Today I will share a couple of my recent journal entries with you…
July 11: So I went into today pretty much being terrified. Last night, I found out I was going to the Hope House, a sort of hospice type place, and I imagined it to be an awful place where everyone just goes to wither and die. I mentally prepared myself for a trying day and we were off. We got there and Sister Elsa, a small Indian woman, showed us around the grounds. There are about 20 little houses, each containing one patient and one “minder”. Each house is basically like a studio apartment, complete with little kitchen, bathroom, and living area. We were left off by Elsa at the house of Mandla, a man of almost 40 years who seems to be suffering from some sort of wasting disease, most likely AIDS or a result of it. Though he is very tall, he weighs less than I do. His legs are probably about the size of my arms (just to give you some idea). He’d been there for three months and speaks only a little English. Despite his long stay there, his spirits were high. After talking to him for a while, Jesse (fearless leader #3) asked if he knew how to play Casino (a popular card game here), so Mandla and Titi (our translator) taught us how to play. We spent the rest of our time there playing cards and talking to him. It was great. That afternoon, we went to visit another man that Sister Elsa suggested we visit. His name is Tabo. He’s suffering from TB and meningitis and has been at the Hope House for three weeks now. He also was in pretty good spirits and he also knows how to play a mean game of Casino. So we spent the afternoon playing cards with him as well. Also awesome. It was great to see how God made something that I was so scared of into such a great experience and a day that was filled with him.
July 14: In Mark 14/Luke 22, Jesus is seen surrendering his will to God. Jesus, King of Kings, Lord of Lords is surrendering his life to God his Father.

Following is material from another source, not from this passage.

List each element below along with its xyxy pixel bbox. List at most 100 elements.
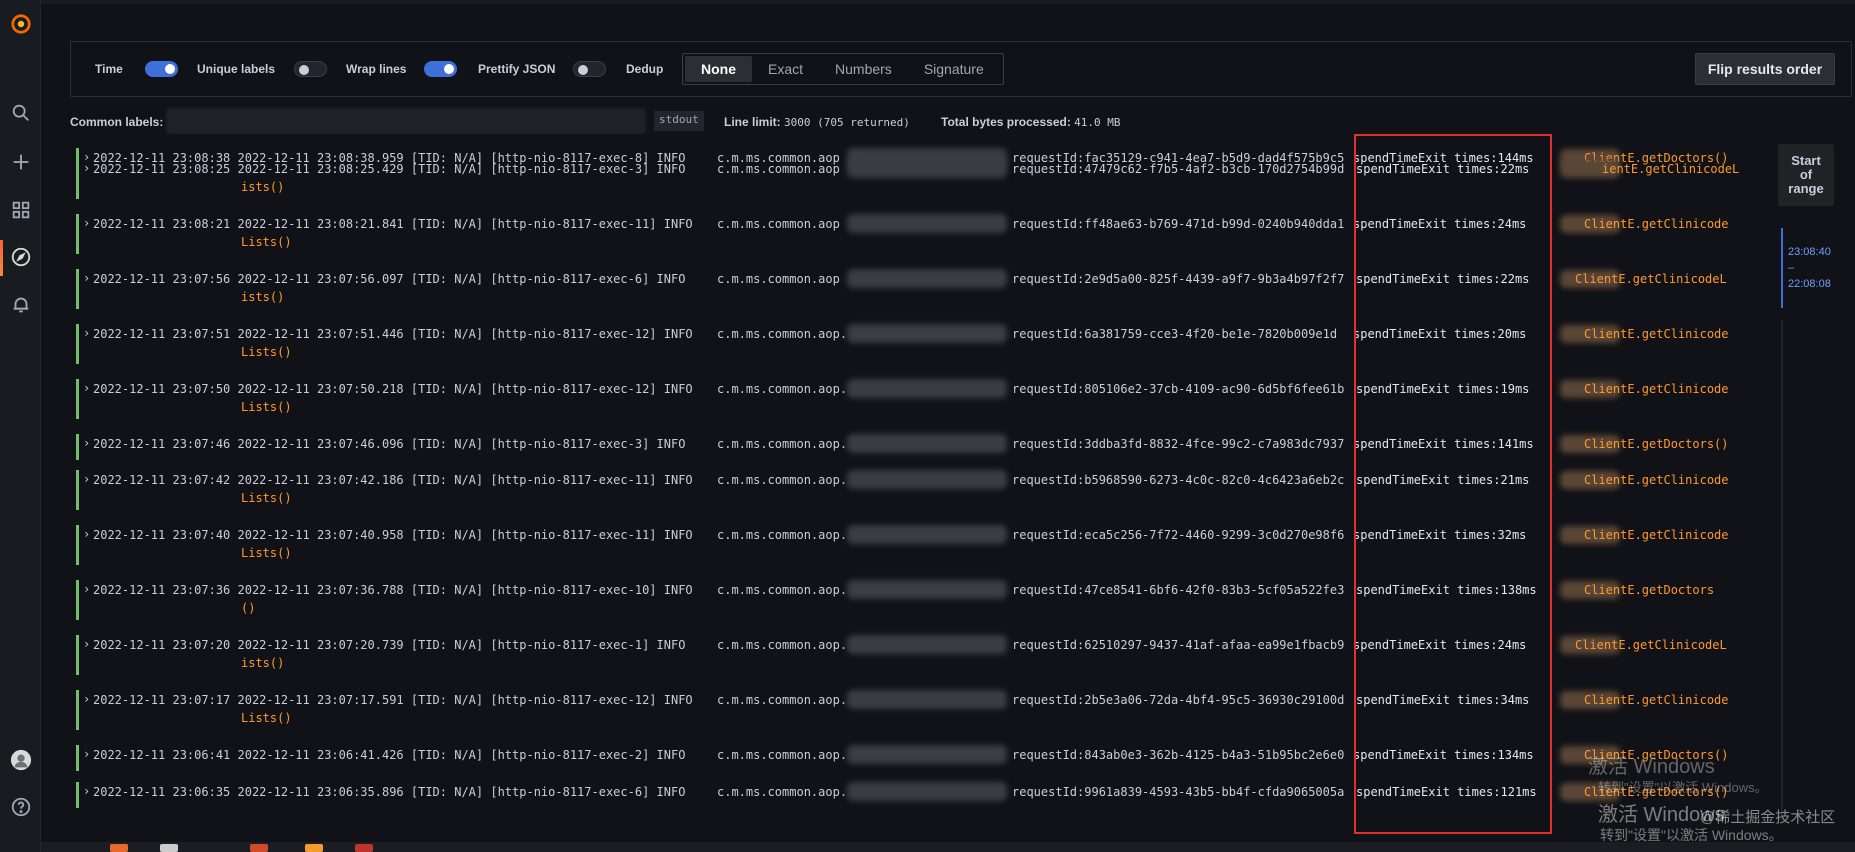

If Jesus should be surrendering his life, shouldn’t we also be willing to do this? But yet I find it so hard to even surrender one or two things or just part of myself to God and His will, let alone my whole self. I was also reading about Rahab and thinking about her life and how it related to this concept of surrender that God is trying to teach me. I was a little blown away by what I found. Rahab a woman who had never been poured into by Christians, who didn’t grow up in a Christian home, who didn’t own a Bible, who had never been to church, who had never even met another believer before, found it so easy to surrender not only her reputation, but her whole life to help the spies out and follow God, a god who she knew nothing about. Yet I, who have had the advantage of all these things, still find it so hard to surrender my will to God’s. Even after all that I have seen God do , I am still reluctant to give myself to Him fully. I’m so trusting of the people who surround me to provide for me, yet the very one who breathed life into me and all that I am doesn’t always get my full trust. There’s something very wrong with that picture. The Bible says to deny myself and take up my cross daily and follow God (Luke 9:23). Why is that so hard?
So this is the last blog that I will write before I get home. Please continue to pray for our team as we only have one week left of ministry and one week of travelling. It’s going fast. I love you all! See ya in two weeks!